Acababa de cruzar bajo el arco hinchable de meta, ya me habían cortado las bridas que sujetaban el dorsal y el chip..., y vi a los colegas de La Pajara, Juanma también me vió, me miró de arriba abajo y me preguntó el tiempo que había hecho, después arrugó el ceño cuando se lo dije y me espetó.
- Joder, ese es un tiempo de globero..., que has venido, ¿a pasear...?.
Podía haberle contestado tantas cosas..., también vi a Jose Angel, un apretón de manos y sonrisas, recordé la charla con él en el alto del Oronet después de la segunda salida con la Flaca tras la caída de agosto, sus ánimos y sus consejos. Después fui tirando de la Bicipalo hacia la parte alta del pueblo donde habíamos aparcado la ranchera, junto a unos viejos corrales, de techos bajos y portones de madera reseca y antigua.
Desde allí arriba volví a mirar hacia el cielo y volví a distinguir los nubarrones, los cúmulos que recorrían las altas montañas de Javalambre, mostrando sus barrigas oscuras y sus perfiles blancos y algodonosos. Cayeron algunas gotitas y me cambié de ropa, guardé la Primigenia y bajé otra vez, a esperar a Joa entre el publico y entre los ciclistas que llenaban la plaza de Camarena de la Sierra después de haber rodado durante 83 kilómetros por las pistas forestales y sendas que se perdían por estas tierras.
Una muchedumbre entre la que empezaba a sentirme solo..., como durante casi toda la prueba.
SOLTANDO A LAS CABRAS.
- A ver cariño, que nos vamos a hacer una autofoto.
Saqué el móvil, traté de enfocarnos y oprimí el disparador.
- ¡Ay que foto mas chula...¡ -exclamó Joa- me la tienes que enviar.
Sonreí y la besé en medio de mas de quinientas bicis que esperaban el estampido de la traca que anunciaba la salida..., los destellos de la pólvora y el estruendo rebotaron en la calleja y nos pusimos en marcha a la pata coja, con un pie calado y el otro empujando como su montásemos en monopatín.
Poco a poco íbamos avanzando, Joa pegadita a mi rueda trasera, con miedo a engancharse en alguna bici y caerse.
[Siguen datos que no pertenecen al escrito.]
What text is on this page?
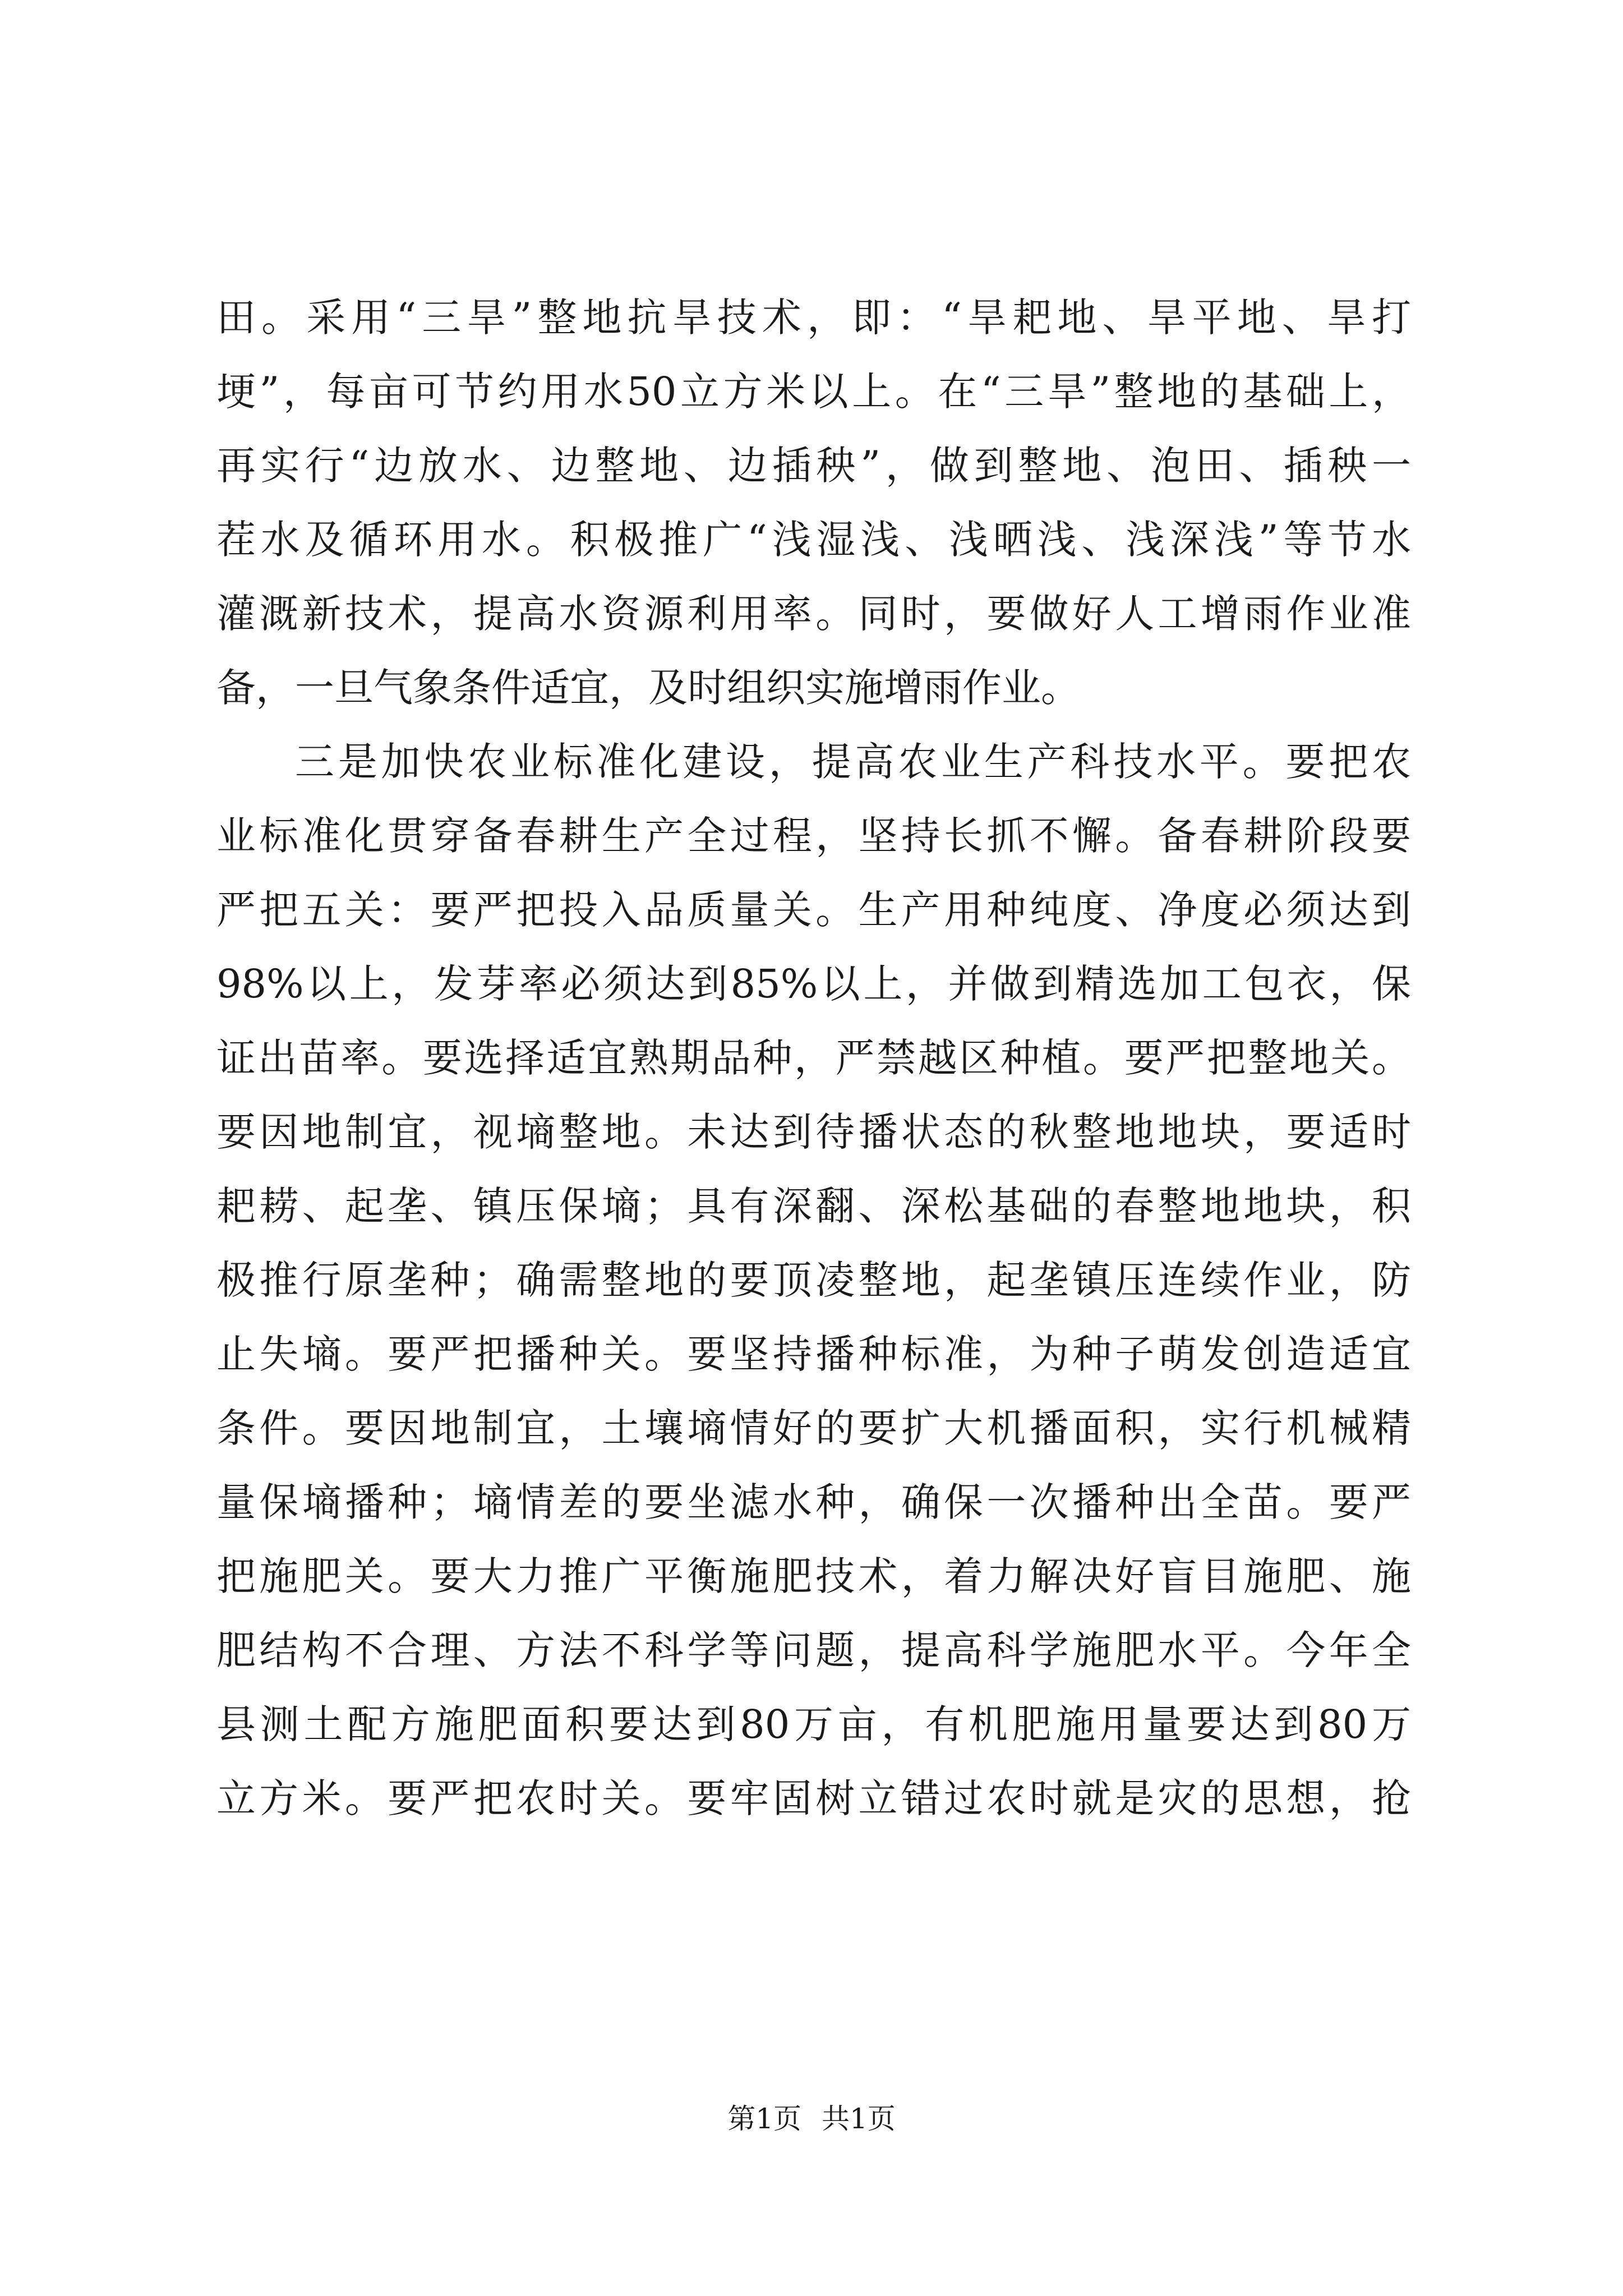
田。采用“三旱”整地抗旱技术，即：“旱耙地、旱平地、旱打
埂”，每亩可节约用水50立方米以上。在“三旱”整地的基础上，
再实行“边放水、边整地、边插秧”，做到整地、泡田、插秧一
茬水及循环用水。积极推广“浅湿浅、浅晒浅、浅深浅”等节水
灌溉新技术，提高水资源利用率。同时，要做好人工增雨作业准
备，一旦气象条件适宜，及时组织实施增雨作业。
三是加快农业标准化建设，提高农业生产科技水平。要把农
业标准化贯穿备春耕生产全过程，坚持长抓不懈。备春耕阶段要
严把五关：要严把投入品质量关。生产用种纯度、净度必须达到
98%以上，发芽率必须达到85%以上，并做到精选加工包衣，保
证出苗率。要选择适宜熟期品种，严禁越区种植。要严把整地关。
要因地制宜，视墒整地。未达到待播状态的秋整地地块，要适时
耙耢、起垄、镇压保墒；具有深翻、深松基础的春整地地块，积
极推行原垄种；确需整地的要顶凌整地，起垄镇压连续作业，防
止失墒。要严把播种关。要坚持播种标准，为种子萌发创造适宜
条件。要因地制宜，土壤墒情好的要扩大机播面积，实行机械精
量保墒播种；墒情差的要坐滤水种，确保一次播种出全苗。要严
把施肥关。要大力推广平衡施肥技术，着力解决好盲目施肥、施
肥结构不合理、方法不科学等问题，提高科学施肥水平。今年全
县测土配方施肥面积要达到80万亩，有机肥施用量要达到80万
立方米。要严把农时关。要牢固树立错过农时就是灾的思想，抢
第1页 共1页
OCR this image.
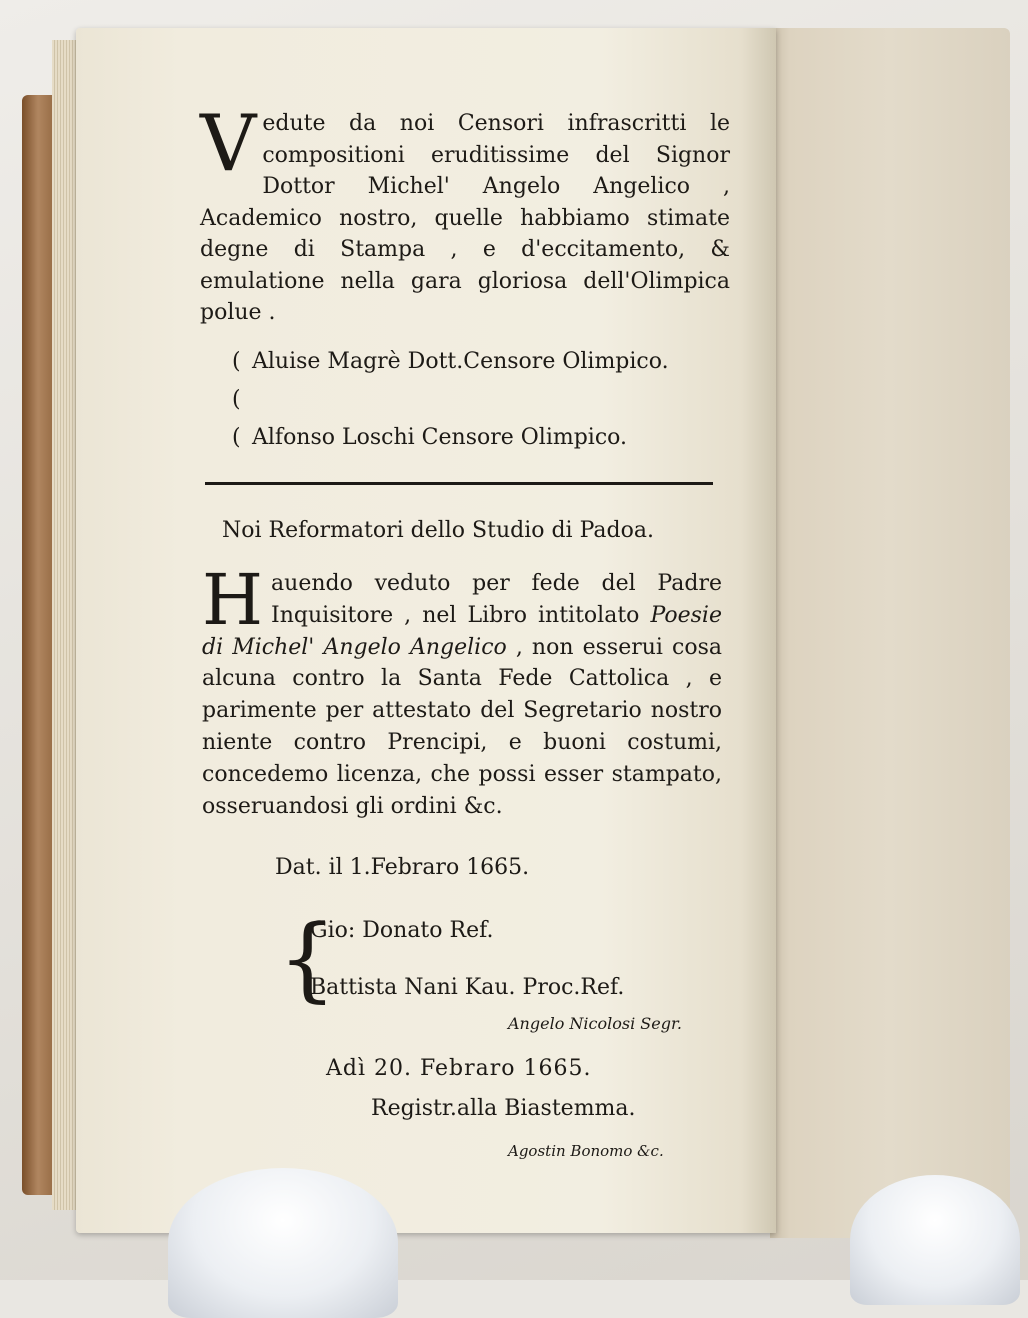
Vedute da noi Censori infrascritti le compositioni eruditissime del Signor Dottor Michel' Angelo Angelico , Academico nostro, quelle habbiamo stimate degne di Stampa , e d'eccitamento, & emulatione nella gara gloriosa dell'Olimpica polue .

( Aluise Magrè Dott.Censore Olimpico.
(
( Alfonso Loschi Censore Olimpico.
Noi Reformatori dello Studio di Padoa.

Hauendo veduto per fede del Padre Inquisitore , nel Libro intitolato Poesie di Michel' Angelo Angelico , non esserui cosa alcuna contro la Santa Fede Cattolica , e parimente per attestato del Segretario nostro niente contro Prencipi, e buoni costumi, concedemo licenza, che possi esser stampato, osseruandosi gli ordini &c.

Dat. il 1.Febraro 1665.
{
Gio: Donato Ref.
Battista Nani Kau. Proc.Ref.
Angelo Nicolosi Segr.
Adì 20. Febraro 1665.
Registr.alla Biastemma.
Agostin Bonomo &c.
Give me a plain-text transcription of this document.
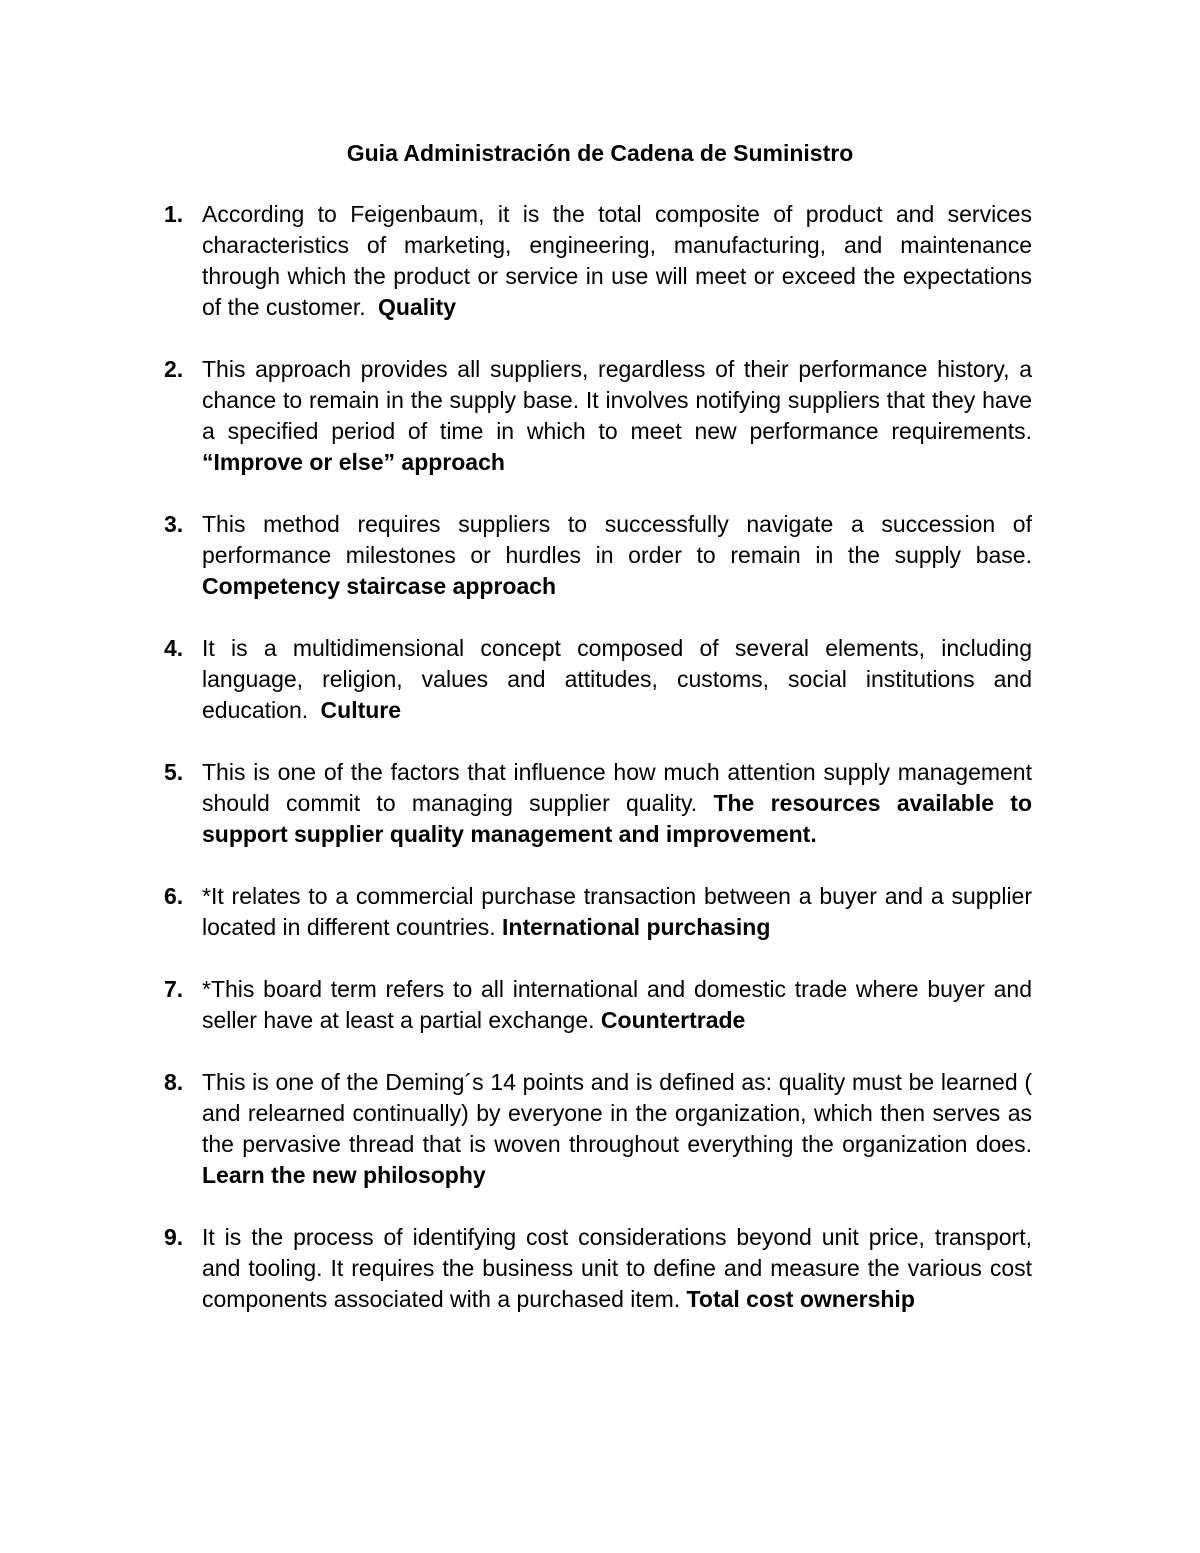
Guia Administración de Cadena de Suministro
1. According to Feigenbaum, it is the total composite of product and services characteristics of marketing, engineering, manufacturing, and maintenance through which the product or service in use will meet or exceed the expectations of the customer. Quality
2. This approach provides all suppliers, regardless of their performance history, a chance to remain in the supply base. It involves notifying suppliers that they have a specified period of time in which to meet new performance requirements. “Improve or else” approach
3. This method requires suppliers to successfully navigate a succession of performance milestones or hurdles in order to remain in the supply base. Competency staircase approach
4. It is a multidimensional concept composed of several elements, including language, religion, values and attitudes, customs, social institutions and education. Culture
5. This is one of the factors that influence how much attention supply management should commit to managing supplier quality. The resources available to support supplier quality management and improvement.
6. *It relates to a commercial purchase transaction between a buyer and a supplier located in different countries. International purchasing
7. *This board term refers to all international and domestic trade where buyer and seller have at least a partial exchange. Countertrade
8. This is one of the Deming´s 14 points and is defined as: quality must be learned ( and relearned continually) by everyone in the organization, which then serves as the pervasive thread that is woven throughout everything the organization does. Learn the new philosophy
9. It is the process of identifying cost considerations beyond unit price, transport, and tooling. It requires the business unit to define and measure the various cost components associated with a purchased item. Total cost ownership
El humo azulado de la traca nos envolvió, aspiramos ese peculiar aroma de la pólvora aditivada con alumina y en los recovecos de mi mente se despertaron recuerdos de mi infancia, cuando aspiraba ese aroma y lo asociaba a las Fallas..., pero fue un recuerdo tan efímero como lejano..., el murmullo de los ciclistas me devolvió a la realidad. Di un último empujón con la zapatilla y me atreví a calarla en el pedal, di unas pedaladas y empecé a rodar casi codo con codo con la montonera de ciclistas que salíamos de Camarena de la Sierra a las 9 de la mañana.
Giré la cabeza y vi a Joa dando pedaladas a mi espalda, pero saliéndose un poco a su izquierda.
- ¡Cariño, ponte detrás de mi y a la derecha...¡.
Obedeció, volví a mirar por ultima vez y subí un par de piñones al tiempo que decenas y decenas de bicicletas nos adelantaban, una detrás de otra, como si para ellos la carretera no fuese cuesta arriba, como si altitud no les afectase.
- ¡Cariño, no me esperes...¡ -gritó Joa varias veces, imagino que ella también se sentía un poco extraña al comprobar mi ritmo pausado y casi ausente, al ver que no salía disparado hacia esos que nos adelantaban. Ahora mismo creo que se debía de sentir un poco culpable al imaginarse que yo me retenía por ella..., al final volví a girar la cabeza.
- Pili..., no te estoy esperando, es que no voy mas... -confesé y volví la vista al frente, hacia esos ciclistas que seguían adelantándonos..., hasta que dejamos el asfalto y los tacos de las ruedas se hundieron en la tierra húmeda, hasta que la pista forestal comenzó a elevarse y a ir colocando a cada uno en su sitio.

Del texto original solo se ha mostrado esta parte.